Record Electric Vehicle Sales in 2023
Earlier this year, we reported that 2023 would be the first year in U.S. history where electric vehicle sales would exceed 1 million units. If the current pace of EV sales continues, the actual number may be much higher, and would likely reach between 1.3 and 1.4 million units, according to the Associated Press and Atlas Public Policy. As such, EVs would reach a record 9 percent of new-car market share, up from about 7 percent in 2022.
Plug-In Sales in Other Markets Stronger
The numbers show significant progress for electrification in America, though the AP notes that new car EV market share still lags behind other markets. For instance, plug-in vehicles account for one-third of total new car sales in China, 35 percent of new car sales in Germany, and a staggering 90 percent of new car sales in Norway, one of the world’s strongest EV markets.
What’s driving sales of plug-ins in other markets? Government legislation is pushing automakers towards aggressive zero-emissions targets, with many of them mandating 100 percent zero emissions share of new cars by 2035. Aggressive tax incentives and subsidies are also present in those markets, though the U.S. does have an attractive $7,500 new vehicle incentive and a new $4,000 used vehicle incentive. In other markets, more affordable options are also driving sales growth.
Improved Affordability Boosts U.S. EV Sales
Improved affordability is also driving the higher U.S. numbers. Tesla, the dominant market player, dropped prices several times throughout 2023, significantly improving the affordability of their models – the most recent happened at the end of November. Other automakers, faced with reduced Tesla prices, were forced to react with lowered prices and improved purchase incentives in order to keep new EVs from stagnating on car dealer lots.
There are still some significant hurdles in the U.S. that must be resolved for EV sales to accelerate. While early EV adopters were higher-income buyers willing to try new technology – with houses where home charging could be installed and often with access to another vehicle – more mainstream buyers will not accept reduced convenience, and must have easy access to charging.
What is Holding Back EV Adoption?
While U.S. public charging infrastructure is constantly improving, the growth of the charging network is lagging the growth in EV sales. The deals many automakers signed with Tesla to provide access to the company’s Supercharger network will help, as will the planned 30,000 high-speed chargers from a seven-manufacturer consortium – but it will take time for both initiatives to gain momentum. Both initiatives really start to take hold in 2025.

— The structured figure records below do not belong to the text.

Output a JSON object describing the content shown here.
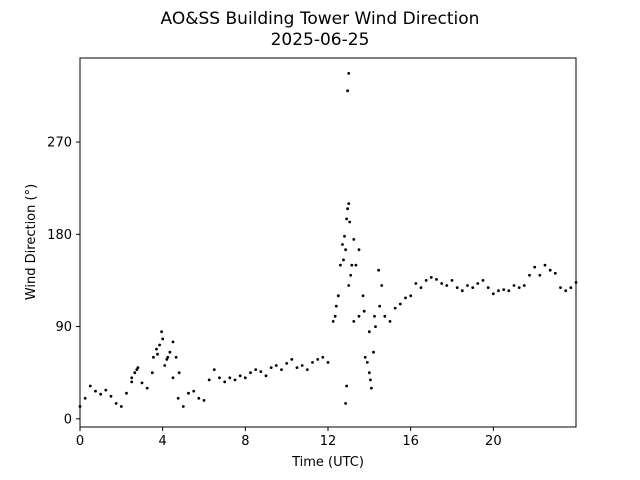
{
  "chart_data": {
    "type": "scatter",
    "title": "AO&SS Building Tower Wind Direction",
    "subtitle": "2025-06-25",
    "xlabel": "Time (UTC)",
    "ylabel": "Wind Direction (°)",
    "xlim": [
      0,
      24
    ],
    "ylim": [
      -8,
      352
    ],
    "x_ticks": [
      0,
      4,
      8,
      12,
      16,
      20
    ],
    "x_tick_labels": [
      "0",
      "4",
      "8",
      "12",
      "16",
      "20"
    ],
    "y_ticks": [
      0,
      90,
      180,
      270
    ],
    "y_tick_labels": [
      "0",
      "90",
      "180",
      "270"
    ],
    "grid": false,
    "legend": "none",
    "marker_color": "#000000",
    "series": [
      {
        "x": [
          0.0,
          0.25,
          0.5,
          0.75,
          1.0,
          1.25,
          1.5,
          1.75,
          2.0,
          2.25,
          2.5,
          2.75,
          3.0,
          3.25,
          3.5,
          3.75,
          4.0,
          4.25,
          4.5,
          4.75,
          5.0,
          5.25,
          5.5,
          5.75,
          6.0,
          6.25,
          6.5,
          6.75,
          7.0,
          7.25,
          7.5,
          7.75,
          8.0,
          8.25,
          8.5,
          8.75,
          9.0,
          9.25,
          9.5,
          9.75,
          10.0,
          10.25,
          10.5,
          10.75,
          11.0,
          11.25,
          11.5,
          11.75,
          12.0,
          12.25,
          12.5,
          12.75,
          13.0,
          13.25,
          13.5,
          13.75,
          14.0,
          14.25,
          14.5,
          14.75,
          15.0,
          15.25,
          15.5,
          15.75,
          16.0,
          16.25,
          16.5,
          16.75,
          17.0,
          17.25,
          17.5,
          17.75,
          18.0,
          18.25,
          18.5,
          18.75,
          19.0,
          19.25,
          19.5,
          19.75,
          20.0,
          20.25,
          20.5,
          20.75,
          21.0,
          21.25,
          21.5,
          21.75,
          22.0,
          22.25,
          22.5,
          22.75,
          23.0,
          23.25,
          23.5,
          23.75,
          24.0
        ],
        "y": [
          12,
          20,
          32,
          27,
          24,
          28,
          22,
          15,
          12,
          25,
          40,
          48,
          35,
          30,
          45,
          63,
          78,
          60,
          40,
          20,
          12,
          25,
          27,
          20,
          18,
          38,
          48,
          40,
          36,
          40,
          38,
          42,
          40,
          45,
          48,
          46,
          42,
          50,
          52,
          48,
          54,
          58,
          50,
          52,
          48,
          55,
          58,
          60,
          55,
          95,
          120,
          155,
          130,
          95,
          100,
          105,
          85,
          100,
          110,
          100,
          95,
          108,
          112,
          118,
          120,
          132,
          128,
          135,
          138,
          136,
          132,
          130,
          135,
          128,
          125,
          130,
          128,
          132,
          135,
          128,
          122,
          125,
          126,
          125,
          130,
          128,
          130,
          140,
          148,
          140,
          150,
          145,
          142,
          128,
          125,
          128,
          133
        ]
      },
      {
        "x": [
          12.6,
          12.7,
          12.8,
          12.85,
          12.9,
          12.95,
          13.0,
          13.05,
          13.1,
          13.15,
          13.25,
          13.35,
          13.5,
          13.7,
          13.8,
          13.9,
          14.0,
          14.05,
          14.1,
          14.2,
          14.3,
          14.45,
          14.6,
          12.5,
          12.4,
          12.35
        ],
        "y": [
          150,
          170,
          178,
          165,
          195,
          205,
          210,
          192,
          140,
          150,
          175,
          150,
          165,
          120,
          60,
          55,
          45,
          38,
          30,
          65,
          90,
          145,
          130,
          120,
          110,
          100
        ]
      },
      {
        "x": [
          12.85,
          12.9,
          12.95,
          13.0
        ],
        "y": [
          15,
          32,
          320,
          337
        ]
      },
      {
        "x": [
          2.5,
          2.65,
          2.8,
          3.55,
          3.7,
          3.85,
          3.95,
          4.1,
          4.2,
          4.35,
          4.5,
          4.65,
          4.8
        ],
        "y": [
          36,
          45,
          50,
          60,
          68,
          72,
          85,
          52,
          58,
          65,
          75,
          60,
          45
        ]
      }
    ]
  }
}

Furthermore, EVs continue to be cost more than the average new car, though the gap continues to narrow. Data from Kelley Blue Book says that EVs cost over $3,000 more than the average American vehicle – though aggressive incentives for in-stock inventory are helping to close that gap, not to mention tax incentives that will be easier to access next year.
New EV Brands Coming
While a couple of automakers, such as Ford and GM, are scaling back slightly on their EV plans, new players continue to enter the market. Tesla is, after all, a startup, and Rivian and Lucid are growing sales and introducing new models. VinFast is establishing a national network of dealerships, and several Chinese brands are due to enter the U.S. market in coming years.
Meanwhile, the number of U.S. states that have set target dates for 100 percent zero-emissions share continues to grow. New Jersey is the latest state to follow in the footsteps of California, Washington, and others, with other states sure to follow.